Wednesday, 17 May 2017

Game of Mates

“This is the story of how Australia became one of the most unequal societies in the Western world while merely a generation ago it was one of the most equal. It is the story of how groups of ‘Mates’ have come to dominate our corporate and political sectors, and managed to rob us, the Australian majority, of over half our wealth.”

So begins a just released book by one of my favourite economists Cameron Murray, written with another Queenslander Paul Frijters.

The book Game of Mates: How favours bleed the nation is a must read for anyone trying to understand why a country such as ours with so going for it is currently stuck in the slow lane.

If you want to check the first two chapters A Lonesome Tale which is an introduction and The Great Property Development Game which describes the property game go to Amazon and click the ‘look inside’ link.

This book will open your eyes to how Australia really works. It’s not good news, but you need to know it. (Ross Gittins, The Sydney Morning Herald Economics Editor).

Australians pride themselves on their egalitarianism. But that’s wearing thin. Murray and Frijters are both highly trained dispassionate scholars but their conclusions will shock you. Or I hope they will. If their calculations are even half right you’ll be shocked at how far the Mates have their hand in your pocket! (Nicholas Gruen, CEO Lateral Economics).

While we are distracted by mythical battles in the Game of Thrones, we are being robbed in the real world “Game of Mates” where the well-connected clip the wages and profits of the hard working. Murray and Frijters provide an entertaining and well researched expose of how privilege and rent-seeking dominates the Australian economy, enriching the Mates in the Game while robbing the rest. And they propose how to end the Game. And they name real names too. This is an explosive and essential book for all Australians. Except the Mates. (Professor Steve Keen, Kingston University).
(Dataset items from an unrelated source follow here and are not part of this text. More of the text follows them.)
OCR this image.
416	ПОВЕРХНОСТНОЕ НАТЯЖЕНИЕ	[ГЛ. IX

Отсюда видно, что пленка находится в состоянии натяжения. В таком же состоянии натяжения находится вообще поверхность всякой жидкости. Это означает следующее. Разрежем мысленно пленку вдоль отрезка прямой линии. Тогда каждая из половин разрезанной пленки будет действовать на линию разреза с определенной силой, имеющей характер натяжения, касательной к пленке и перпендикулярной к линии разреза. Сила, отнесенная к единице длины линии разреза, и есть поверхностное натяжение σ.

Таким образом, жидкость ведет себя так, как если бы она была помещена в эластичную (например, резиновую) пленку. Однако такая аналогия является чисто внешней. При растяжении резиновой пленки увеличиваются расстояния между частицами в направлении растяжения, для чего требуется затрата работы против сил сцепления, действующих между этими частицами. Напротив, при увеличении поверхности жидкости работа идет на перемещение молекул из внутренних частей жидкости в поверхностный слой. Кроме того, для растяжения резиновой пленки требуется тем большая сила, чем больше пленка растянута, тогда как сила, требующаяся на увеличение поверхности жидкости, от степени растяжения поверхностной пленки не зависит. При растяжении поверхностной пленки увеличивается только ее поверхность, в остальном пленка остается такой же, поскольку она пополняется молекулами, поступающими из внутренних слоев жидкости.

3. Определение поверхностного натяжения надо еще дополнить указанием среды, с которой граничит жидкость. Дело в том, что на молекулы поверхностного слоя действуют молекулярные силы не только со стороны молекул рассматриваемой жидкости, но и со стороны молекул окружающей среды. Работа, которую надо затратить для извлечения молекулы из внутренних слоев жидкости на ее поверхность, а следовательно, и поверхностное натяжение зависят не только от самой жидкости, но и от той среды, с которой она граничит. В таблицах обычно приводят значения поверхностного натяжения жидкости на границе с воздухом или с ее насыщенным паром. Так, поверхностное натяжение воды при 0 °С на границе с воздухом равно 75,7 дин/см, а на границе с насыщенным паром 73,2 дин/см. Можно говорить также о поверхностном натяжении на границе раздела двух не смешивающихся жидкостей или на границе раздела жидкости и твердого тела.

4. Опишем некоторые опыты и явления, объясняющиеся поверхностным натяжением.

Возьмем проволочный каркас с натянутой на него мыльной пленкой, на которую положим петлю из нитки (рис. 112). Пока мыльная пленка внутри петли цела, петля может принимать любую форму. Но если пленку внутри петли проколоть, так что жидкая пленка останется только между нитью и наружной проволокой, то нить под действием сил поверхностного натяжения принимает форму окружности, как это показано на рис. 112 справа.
If you want to understand what is going in the corridors of power in Australia and how deep networks of insiders are using governments to line their pockets you need to read this book. In my own area of urban planning, the richly documented cases described in the book clearly show how potential public benefit and potential revenue is being siphoned off into arms of selected members of the development industry. Governments need to be held accountable for these processes. This book will help Australians understand what is going on – it describes how a small but powerful group of insiders have their noses in the public trough in a range of industries. (Professor Peter Phibbs, University of Sydney).